1. Then why do Republican politicians keep saying otherwise? (And no I will not spoonfeed you examples, go find them yourself you know as well as I do they are out there regardless of how much you pretend otherwise)

2. What magical pregnancies exist where the mother's life is not in some kind of danger?

3. So ******* what? Women should have be under a death threat to get bodily autonomy?

4. I notice you really went out of your way to not mention rape.
 
My intent is to write a post talking about paranoid fantasies about what comes next, but I want to make something clear before I do.

Again drop the act.

Being worried that Republicans might do the things THEY ARE SAYING THAT WILL DO is not paranoia.
 
Your can argue all day that they are interpreting their holy books incorrectly just as you can with Christians on this matter, but many jews believe it is required in cases where the mother's life is endangered.

Sure, but the law permits such cases. In fact, the Supreme Court has already required such exceptions, and as far as I can tell this ruling wouldn't overturn that requirement. There's basically always an exception to any prohibition for when needs must, as they say.
 
Again drop the act.

Being worried that Republicans might do the things THEY ARE SAYING THAT WILL DO is not paranoia.

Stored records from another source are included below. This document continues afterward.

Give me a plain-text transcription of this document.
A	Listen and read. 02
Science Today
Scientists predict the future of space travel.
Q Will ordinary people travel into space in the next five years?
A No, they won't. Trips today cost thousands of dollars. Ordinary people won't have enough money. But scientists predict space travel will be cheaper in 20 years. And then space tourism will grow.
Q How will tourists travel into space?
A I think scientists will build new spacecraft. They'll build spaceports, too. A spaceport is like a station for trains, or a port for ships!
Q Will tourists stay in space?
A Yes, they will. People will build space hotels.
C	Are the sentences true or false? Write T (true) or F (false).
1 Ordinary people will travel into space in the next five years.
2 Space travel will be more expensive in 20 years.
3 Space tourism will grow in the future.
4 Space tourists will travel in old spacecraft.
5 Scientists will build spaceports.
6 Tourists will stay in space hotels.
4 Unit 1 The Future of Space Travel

Per the oft-quoted advice from Maya Angelou, "When someone shows you who they are, believe them the first time."
 
The point here is that the notion that a fetus is a person from the moment of conception is a religious belief held by some Christians. It is not shared by all Christians, nor by adherents of other faiths, and it is not even supported in other areas of law. Banning abortion imposes on all Americans a religious belief held only by a minority of Americans.

There will always be some laws which comport with some people's religious beliefs and not other people's religious beliefs. That isn't grounds for disqualifying a law. And if it's just a question of how many people believe or don't believe in a law, well, we have a mechanism for sorting that out: Congress. We are not a direct democracy, so it's not supposed to be a simple matter of majority opinion. Furthermore, Roe v. Wade wasn't decided on that basis in the first place, so how can that be an objection to overturning it?

Given that this is being thrown back to the states, and many states will have quite permissive abortion laws, it's also strange to be arguing about all Americans.